Coverage of New Mexico's repeal of the death penalty continues not only with news stories but also with editorials, op-eds, and letters to the editor around the country. Here's one that emphasizes the victim's perspective, from MVFHR board member Walt Everett in the March 22 Pennsylvania Daily Item:
On March 18, Gov. Bill Richardson, of New Mexico, signed into law a bill that abolishes the death penalty in that state. Importantly, the repeal package, which includes other bills currently working their way through the New Mexico Legislature, places emphasis where it belongs: on murder victims' families.
When my 24-year-old son, Scott, was murdered in 1987, I was devastated. Losing a loved one to murder tears apart the lives of victims' family members. There are no easy answers. But I know that government policy must be redirected to programs that help those victims' family members heal.
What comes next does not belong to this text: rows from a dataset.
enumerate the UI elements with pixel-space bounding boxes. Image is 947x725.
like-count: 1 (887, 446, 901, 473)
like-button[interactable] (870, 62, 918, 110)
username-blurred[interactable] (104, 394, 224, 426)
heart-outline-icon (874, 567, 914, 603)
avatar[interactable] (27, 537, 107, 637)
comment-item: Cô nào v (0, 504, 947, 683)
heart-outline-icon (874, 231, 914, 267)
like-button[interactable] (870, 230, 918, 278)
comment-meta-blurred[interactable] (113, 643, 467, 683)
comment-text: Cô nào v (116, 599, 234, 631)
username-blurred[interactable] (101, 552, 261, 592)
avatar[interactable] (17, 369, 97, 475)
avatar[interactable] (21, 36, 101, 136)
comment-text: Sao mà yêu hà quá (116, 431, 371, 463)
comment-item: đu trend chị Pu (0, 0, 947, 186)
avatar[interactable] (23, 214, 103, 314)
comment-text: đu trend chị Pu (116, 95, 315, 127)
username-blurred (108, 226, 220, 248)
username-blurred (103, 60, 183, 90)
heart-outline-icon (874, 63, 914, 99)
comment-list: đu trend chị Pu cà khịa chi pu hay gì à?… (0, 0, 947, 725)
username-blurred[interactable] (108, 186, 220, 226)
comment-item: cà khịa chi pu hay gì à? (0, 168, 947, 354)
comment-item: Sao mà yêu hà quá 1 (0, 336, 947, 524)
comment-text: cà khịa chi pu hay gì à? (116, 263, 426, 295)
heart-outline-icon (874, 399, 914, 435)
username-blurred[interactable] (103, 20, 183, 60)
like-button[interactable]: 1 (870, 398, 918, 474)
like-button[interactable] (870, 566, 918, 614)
New Mexico's bill to repeal the death penalty and replace it with life without the possibility of parole is a major step in that direction. The additional measures being considered as adjuncts to this newly enacted legislation focus on enabling New Mexico to use the savings gained from ending the death penalty to provide support to children of murder victims, provide services and programs to murder victims' families, and create a murder victims' family services fund. Another measure requires employers to provide time off for family members to attend judicial proceedings.
Capital punishment is not a deterrent to murder. It is too costly and has insufficient protections against wrongful executions.
It is time for Pennsylvania to follow New Mexico's lead in providing restitution for victims' family members, as well as alternatives to the death penalty.